Modeling Data Relationships in MongoDB

It’s important to consider the data needs of your application right from the very start of development. But if your app will be using NoSQL and you come from a RDBMS/SQL background, then you might think looking at data in terms of NoSQL might be difficult. This article will help you by showing you how some of the basic data modeling concepts apply in the realm of NoSQL.

I’ll be using MongoDB for our discussion as it is one of the leading open-source NoSQL databases due to its simplicity, performance, scalability, and active user base. Of course the article assumes that you are aware of basic MongoDB concepts (like collections and documents). If not, I suggest you read some of the previous articles here at SitePoint to get started with MongoDB.

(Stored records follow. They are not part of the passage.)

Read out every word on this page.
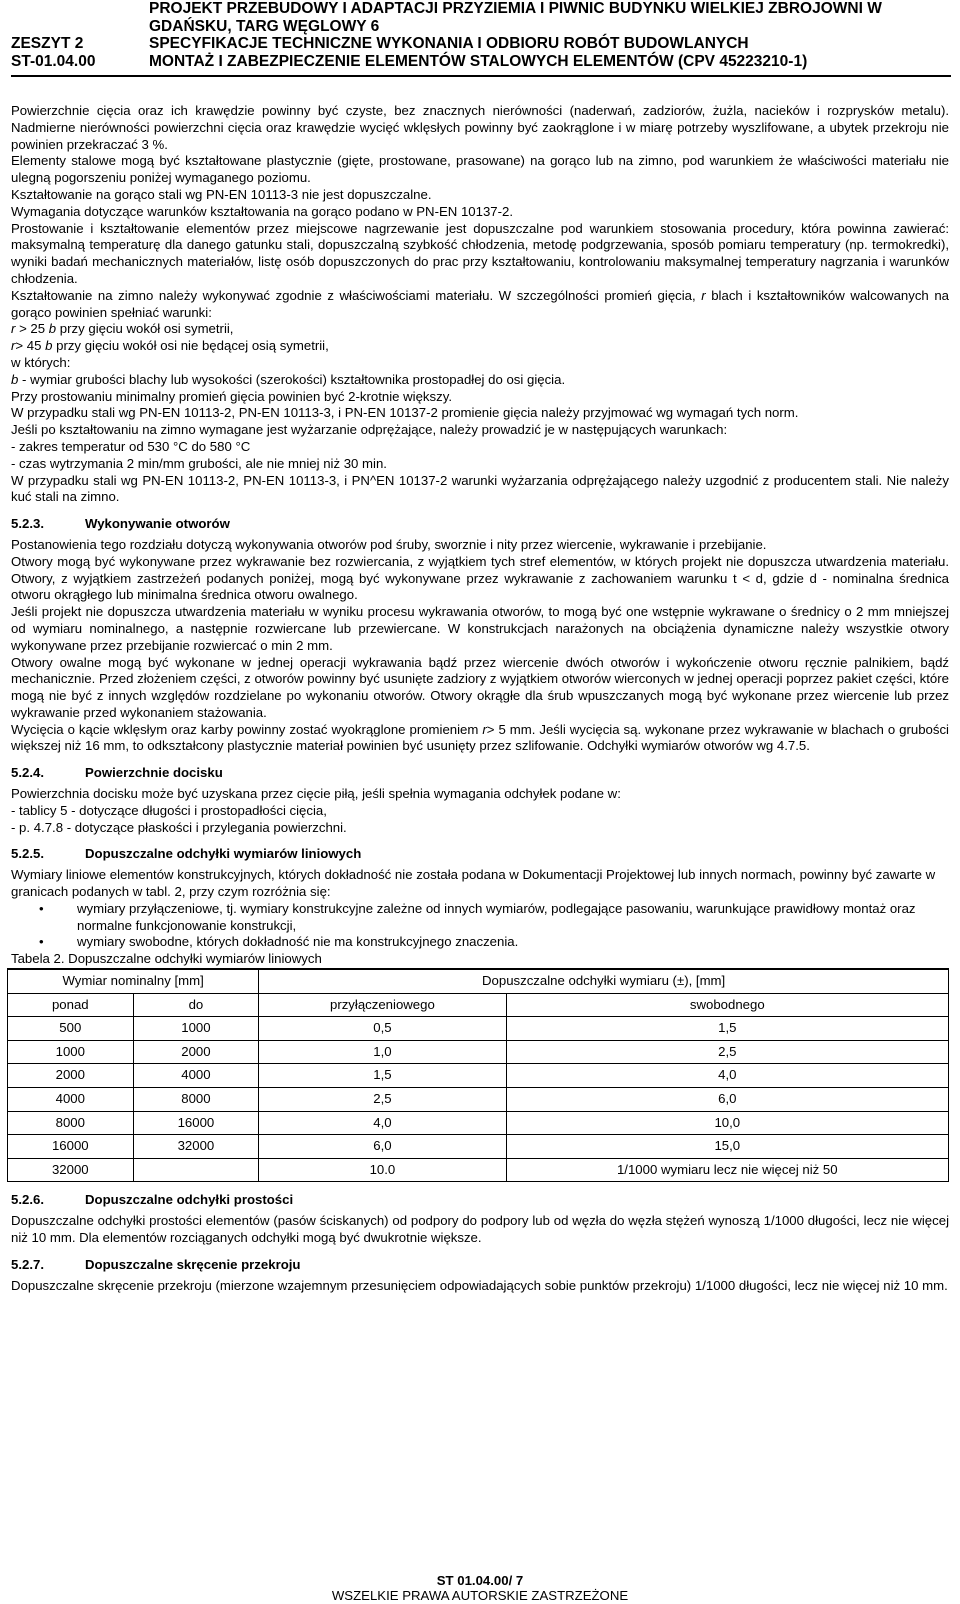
PROJEKT PRZEBUDOWY I ADAPTACJI PRZYZIEMIA I PIWNIC BUDYNKU WIELKIEJ ZBROJOWNI W
GDAŃSKU, TARG WĘGLOWY 6
ZESZYT 2	SPECYFIKACJE TECHNICZNE WYKONANIA I ODBIORU ROBÓT BUDOWLANYCH
ST-01.04.00	MONTAŻ I ZABEZPIECZENIE ELEMENTÓW STALOWYCH ELEMENTÓW (CPV 45223210-1)

Powierzchnie cięcia oraz ich krawędzie powinny być czyste, bez znacznych nierówności (naderwań, zadziorów, żużla, nacieków i rozprysków metalu). Nadmierne nierówności powierzchni cięcia oraz krawędzie wycięć wklęsłych powinny być zaokrąglone i w miarę potrzeby wyszlifowane, a ubytek przekroju nie powinien przekraczać 3 %.

Elementy stalowe mogą być kształtowane plastycznie (gięte, prostowane, prasowane) na gorąco lub na zimno, pod warunkiem że właściwości materiału nie ulegną pogorszeniu poniżej wymaganego poziomu.

Kształtowanie na gorąco stali wg PN-EN 10113-3 nie jest dopuszczalne.

Wymagania dotyczące warunków kształtowania na gorąco podano w PN-EN 10137-2.

Prostowanie i kształtowanie elementów przez miejscowe nagrzewanie jest dopuszczalne pod warunkiem stosowania procedury, która powinna zawierać: maksymalną temperaturę dla danego gatunku stali, dopuszczalną szybkość chłodzenia, metodę podgrzewania, sposób pomiaru temperatury (np. termokredki), wyniki badań mechanicznych materiałów, listę osób dopuszczonych do prac przy kształtowaniu, kontrolowaniu maksymalnej temperatury nagrzania i warunków chłodzenia.

Kształtowanie na zimno należy wykonywać zgodnie z właściwościami materiału. W szczególności promień gięcia, r blach i kształtowników walcowanych na gorąco powinien spełniać warunki:

r > 25 b przy gięciu wokół osi symetrii,

r> 45 b przy gięciu wokół osi nie będącej osią symetrii,

w których:

b - wymiar grubości blachy lub wysokości (szerokości) kształtownika prostopadłej do osi gięcia.

Przy prostowaniu minimalny promień gięcia powinien być 2-krotnie większy.

W przypadku stali wg PN-EN 10113-2, PN-EN 10113-3, i PN-EN 10137-2 promienie gięcia należy przyjmować wg wymagań tych norm.

Jeśli po kształtowaniu na zimno wymagane jest wyżarzanie odprężające, należy prowadzić je w następujących warunkach:

- zakres temperatur od 530 °C do 580 °C

- czas wytrzymania 2 min/mm grubości, ale nie mniej niż 30 min.

W przypadku stali wg PN-EN 10113-2, PN-EN 10113-3, i PN^EN 10137-2 warunki wyżarzania odprężającego należy uzgodnić z producentem stali. Nie należy kuć stali na zimno.

5.2.3.	Wykonywanie otworów

Postanowienia tego rozdziału dotyczą wykonywania otworów pod śruby, sworznie i nity przez wiercenie, wykrawanie i przebijanie.

Otwory mogą być wykonywane przez wykrawanie bez rozwiercania, z wyjątkiem tych stref elementów, w których projekt nie dopuszcza utwardzenia materiału. Otwory, z wyjątkiem zastrzeżeń podanych poniżej, mogą być wykonywane przez wykrawanie z zachowaniem warunku t < d, gdzie d - nominalna średnica otworu okrągłego lub minimalna średnica otworu owalnego.

Jeśli projekt nie dopuszcza utwardzenia materiału w wyniku procesu wykrawania otworów, to mogą być one wstępnie wykrawane o średnicy o 2 mm mniejszej od wymiaru nominalnego, a następnie rozwiercane lub przewiercane. W konstrukcjach narażonych na obciążenia dynamiczne należy wszystkie otwory wykonywane przez przebijanie rozwiercać o min 2 mm.

Otwory owalne mogą być wykonane w jednej operacji wykrawania bądź przez wiercenie dwóch otworów i wykończenie otworu ręcznie palnikiem, bądź mechanicznie. Przed złożeniem części, z otworów powinny być usunięte zadziory z wyjątkiem otworów wierconych w jednej operacji poprzez pakiet części, które mogą nie być z innych względów rozdzielane po wykonaniu otworów. Otwory okrągłe dla śrub wpuszczanych mogą być wykonane przez wiercenie lub przez wykrawanie przed wykonaniem stażowania.

Wycięcia o kącie wklęsłym oraz karby powinny zostać wyokrąglone promieniem r> 5 mm. Jeśli wycięcia są. wykonane przez wykrawanie w blachach o grubości większej niż 16 mm, to odkształcony plastycznie materiał powinien być usunięty przez szlifowanie. Odchyłki wymiarów otworów wg 4.7.5.

5.2.4.	Powierzchnie docisku

Powierzchnia docisku może być uzyskana przez cięcie piłą, jeśli spełnia wymagania odchyłek podane w:

- tablicy 5 - dotyczące długości i prostopadłości cięcia,

- p. 4.7.8 - dotyczące płaskości i przylegania powierzchni.

5.2.5.	Dopuszczalne odchyłki wymiarów liniowych

Wymiary liniowe elementów konstrukcyjnych, których dokładność nie została podana w Dokumentacji Projektowej lub innych normach, powinny być zawarte w granicach podanych w tabl. 2, przy czym rozróżnia się:

• wymiary przyłączeniowe, tj. wymiary konstrukcyjne zależne od innych wymiarów, podlegające pasowaniu, warunkujące prawidłowy montaż oraz normalne funkcjonowanie konstrukcji,
• wymiary swobodne, których dokładność nie ma konstrukcyjnego znaczenia.

Tabela 2. Dopuszczalne odchyłki wymiarów liniowych

Wymiar nominalny [mm]		Dopuszczalne odchyłki wymiaru (±), [mm]	
ponad	do	przyłączeniowego	swobodnego
500	1000	0,5	1,5
1000	2000	1,0	2,5
2000	4000	1,5	4,0
4000	8000	2,5	6,0
8000	16000	4,0	10,0
16000	32000	6,0	15,0
32000		10.0	1/1000 wymiaru lecz nie więcej niż 50
5.2.6.	Dopuszczalne odchyłki prostości

Dopuszczalne odchyłki prostości elementów (pasów ściskanych) od podpory do podpory lub od węzła do węzła stężeń wynoszą 1/1000 długości, lecz nie więcej niż 10 mm. Dla elementów rozciąganych odchyłki mogą być dwukrotnie większe.

5.2.7.	Dopuszczalne skręcenie przekroju

Dopuszczalne skręcenie przekroju (mierzone wzajemnym przesunięciem odpowiadających sobie punktów przekroju) 1/1000 długości, lecz nie więcej niż 10 mm.

ST 01.04.00/ 7
WSZELKIE PRAWA AUTORSKIE ZASTRZEŻONE
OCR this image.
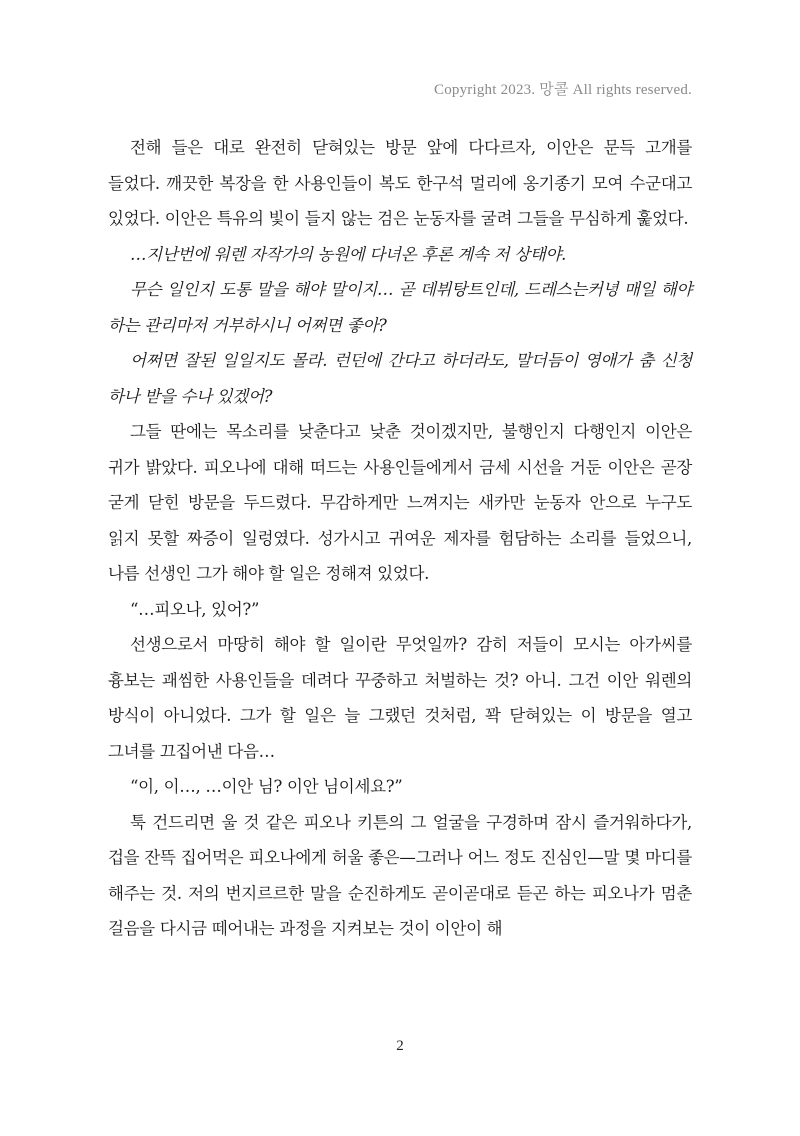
Copyright 2023. 망콜 All rights reserved.

전해 들은 대로 완전히 닫혀있는 방문 앞에 다다르자, 이안은 문득 고개를 들었다. 깨끗한 복장을 한 사용인들이 복도 한구석 멀리에 옹기종기 모여 수군대고 있었다. 이안은 특유의 빛이 들지 않는 검은 눈동자를 굴려 그들을 무심하게 훑었다.

…지난번에 워렌 자작가의 농원에 다녀온 후론 계속 저 상태야.

무슨 일인지 도통 말을 해야 말이지… 곧 데뷔탕트인데, 드레스는커녕 매일 해야 하는 관리마저 거부하시니 어쩌면 좋아?

어쩌면 잘된 일일지도 몰라. 런던에 간다고 하더라도, 말더듬이 영애가 춤 신청 하나 받을 수나 있겠어?

그들 딴에는 목소리를 낮춘다고 낮춘 것이겠지만, 불행인지 다행인지 이안은 귀가 밝았다. 피오나에 대해 떠드는 사용인들에게서 금세 시선을 거둔 이안은 곧장 굳게 닫힌 방문을 두드렸다. 무감하게만 느껴지는 새카만 눈동자 안으로 누구도 읽지 못할 짜증이 일렁였다. 성가시고 귀여운 제자를 험담하는 소리를 들었으니, 나름 선생인 그가 해야 할 일은 정해져 있었다.

“…피오나, 있어?”

선생으로서 마땅히 해야 할 일이란 무엇일까? 감히 저들이 모시는 아가씨를 흉보는 괘씸한 사용인들을 데려다 꾸중하고 처벌하는 것? 아니. 그건 이안 워렌의 방식이 아니었다. 그가 할 일은 늘 그랬던 것처럼, 꽉 닫혀있는 이 방문을 열고 그녀를 끄집어낸 다음…

“이, 이…, …이안 님? 이안 님이세요?”

툭 건드리면 울 것 같은 피오나 키튼의 그 얼굴을 구경하며 잠시 즐거워하다가, 겁을 잔뜩 집어먹은 피오나에게 허울 좋은—그러나 어느 정도 진심인—말 몇 마디를 해주는 것. 저의 번지르르한 말을 순진하게도 곧이곧대로 듣곤 하는 피오나가 멈춘 걸음을 다시금 떼어내는 과정을 지켜보는 것이 이안이 해

2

Understanding Relationships

Relationships show how your MongoDB documents are related to each other. To understand the different ways in which we can organize our documents, let’s look at the possible relationships.

1-to-1 Relationship (1:1)

A 1:1 relationship exists when one object of an entity is related to one and only one object of another entity. For example, one user can have one and only one birth date. So if we have a document which stores user information and another document which stores birth dates, there will be a 1:1 relationship between them.

mongo-model-01

1-to-Many Relationship (1:N)

Such relationship exists when one object of an entity can be related to many objects of another entity. For example, there can be 1:N relationship between a user and his contact numbers since it is possible for one user to have more than one number.

mongo-model-02

Many-to-Many Relationship (M:N)

Such relationship exists when one object of an entity is related to many objects of another entity and vice versa. If we correlate it to the case of users and items bought by them, one user can purchase more than one items as well as one item can be purchased by more than one user.

mongo-model-03

Modeling 1-to-1 Relationships (1:1)

Consider the following example where we need to store address information for each user (for now let’s assume that there’s a single address for each user). In this case, we can design an embedded document having the following structure:

{
    "_id": ObjectId("5146bb52d8524270060001f4"),
    "user_name": "Mark Benzamin" 
    "dob": "12 Jan 1991",
    "address": {
       "flat_name": "305, Sunrise Park",
       "street": "Cold Pool Street",
       "city": "Los Angeles" 
    }
}

We have the address entity embedded within the user entity making all of the information present in a single document. This means we can find and retrieve everything with a single query.

<?php
// query to find user 'Mark Benzamin' and his address 
$cursor = $collection->find(
    array("user_name" => "Mark Benzamin"),
    array("user_name" => 1,"address" => 1)
 );

Embedding documents is roughly analogous to de-normalization and is useful when there is a “contains” relationship between two entities. That is, one document can be stored within another, thus placing the related pieces of information within a single document. As all the information is available in one document, such approach has better read performance because a query operation within a document is less expensive for the server and we find and retrieve the related data in the same query.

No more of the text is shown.